Tahu ga Mas, kalimat sederhana yang paling disukai? Ketika teman kalian berkata seperti ini. “Dulu pas di Pekanbaru gua bilang sama dia aja. Lo malah bilang ga Bang, ga usah.” Lalu membantah dengan tegas. “Kapan gua bilang begituuuuuu?” Ingat ga Mas? Ingat?

Mas tahu tidak? Ia sangat menyukai punggung Mas. Ketika malam itu, jalanan masih basah karena habis hujan. Kalian berdua berada di atas motor. Sambil sebentar-sebentar melihat punggung Mas, sebentar-sebentar melihat sekeliling jalan gadis itu bilang, “Aku suka deh suasana kayak gini Mas.” Lalu Mas bilang. “Kalau siang macet disini.” Mas tahu tidak? Bukan itu yang dimaksud. Gadis itu suka hal-hal yang romantis dan puitis, malam itu jalanan basah berdua dengan orang yang dicintai adalah suasana yang paling disukainya.

Walau Mas bukan yang pertama buatnya. Tapi malam yang selalu menjadi fantasinya pertama dirasakan bersama kamu Mas. Ia selalu berfantasi: Menghabisi malam bersama pria yang dicintai, jalanan masih basah habis diguyur hujan, wara wiri di atas motor, tanpa tujuan, sampai matahari kembali terbit.

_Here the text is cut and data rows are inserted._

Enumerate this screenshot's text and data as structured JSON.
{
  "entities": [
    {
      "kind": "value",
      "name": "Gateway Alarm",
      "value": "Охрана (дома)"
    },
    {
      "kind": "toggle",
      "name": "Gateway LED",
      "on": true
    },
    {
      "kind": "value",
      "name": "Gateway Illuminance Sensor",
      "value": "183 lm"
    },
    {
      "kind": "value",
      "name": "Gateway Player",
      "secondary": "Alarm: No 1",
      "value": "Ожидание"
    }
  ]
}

Bukan nonton di bioskop yang menjadi hobinya, tapi sepertinya itu menjadi satu-satunya alasan untuk menghabiskan waktu bersama kamu Mas. Tapi, untung selera kalian hampir sama ya.

Selama ini, ia mencari-cari pria yang suka membaca, suka menulis, ketus, dingin, tapi bisa manis dan hangat juga. Kamu paket lengkap. Si pria Jawa tinggi, hitam manis, senyumnya lebar, rambutnya minta disayang-sayang, bahunya minta disandari. Aku akan berhenti menulis sampai sini, takut si gadis Betawi membacanya dan ia mulai berfantasi lagi.

Oh ya, gadis Betawi itu pernah bilang ia paling suka ketika kamu memakaikan rain cover ke tasnya. Dan ia paling rindu ketika kalian masih satu kantor, ia menanti-nanti kedatanganmu, dan ia menanti-nanti waktu pulang karena kamu dengan manisnya mengantarnya sampai ujung jalan. Dan yang paling ia nanti-nanti adalah kalimat. “Aku resign, aku akan cari kerja. Aku sudah dapet kerja disini.” Bukan tahu dari orang lain. Ia masih menganggapmu ada di hatinya. Setiap hari memandang meja kosongmu, biasanya kamu dengan headset menyantel di telingamu sambil menghadap laptop. Atau bahkan nangkring di kubikel sambil berkata. “mau pulang?” “mau makan siang?”

Terima kasih, Mas.. Kata si gadis betawi itu.